La Presse rapportait hier que le Tribunal administratif des marchés financiers vient de publier une ordonnance de blocage des actifs de l’entreprise québécoise de minage de cryptomonnaie Technologies Crypto. Les fondateurs de cette société, David Fortin-Dominguez et Samory Proulx-Oloko, seraient d’ailleurs aussi visés par l’ordonnance.

Selon l’Autorité des marchés financiers, laquelle a demandé l’ordonnance, l’entreprise se serait rendue coupable de sollicitation d’investissements auprès de membres du public par son offre d’une formule jugée trop similaire à la définition d’un titre. Dans les faits, Technologies Crypto aurait offert aux intéressés qui voulaient faire du profit de participer à son entreprise en lui confiant la tâche de miner pour eux, en échange d’une ristourne éventuelle, une fois la cryptomonnaie générée. Bien que l’intention n’ait sans doute pas été d’émettre ainsi l’équivalent de titres, le résultat, selon l’AMF, est exactement cela, parce que les clients n’avaient pour ainsi dire aucun contrôle sur les activités de la mine ou son résultat. Pour elle, pas de doute, c’est de la nature même d’un placement: tu paies un montant et t’attends à un rendement du capital investi.

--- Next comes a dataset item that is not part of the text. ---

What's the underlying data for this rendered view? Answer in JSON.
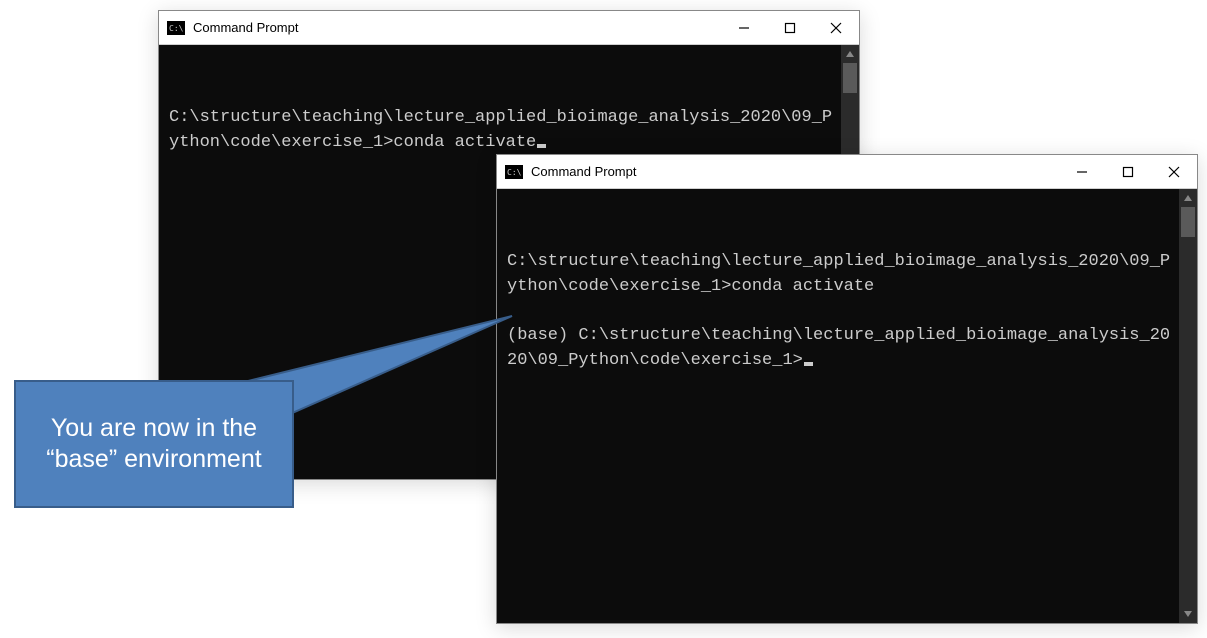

Si cette formule s’avérait effectivement l’équivalent d’offrir des titres, la loi au Québec (comme un peu partout en Amérique du Nord) exigerait alors que la société ou ses fondateurs détiennent le titre de courtier en valeurs mobilières et qu’un prospectus soit préparé et publié, ce qui n’a évidemment pas été fait. Bien qu’on ait déjà vu l’AMF agir contre des promoteurs de nouvelles cryptomonnaies ayant organisé un ICO, il s’agirait ici de la première fois que l’AMF s’en prend à une exploitation de minage de cryptomonnaie.

L’ordonnance du tribunal bloquerait désormais tous les actifs de Technologies Crypto, incluant son matériel utilisé pour miner de la cryptomonnaie et ses comptes bancaires.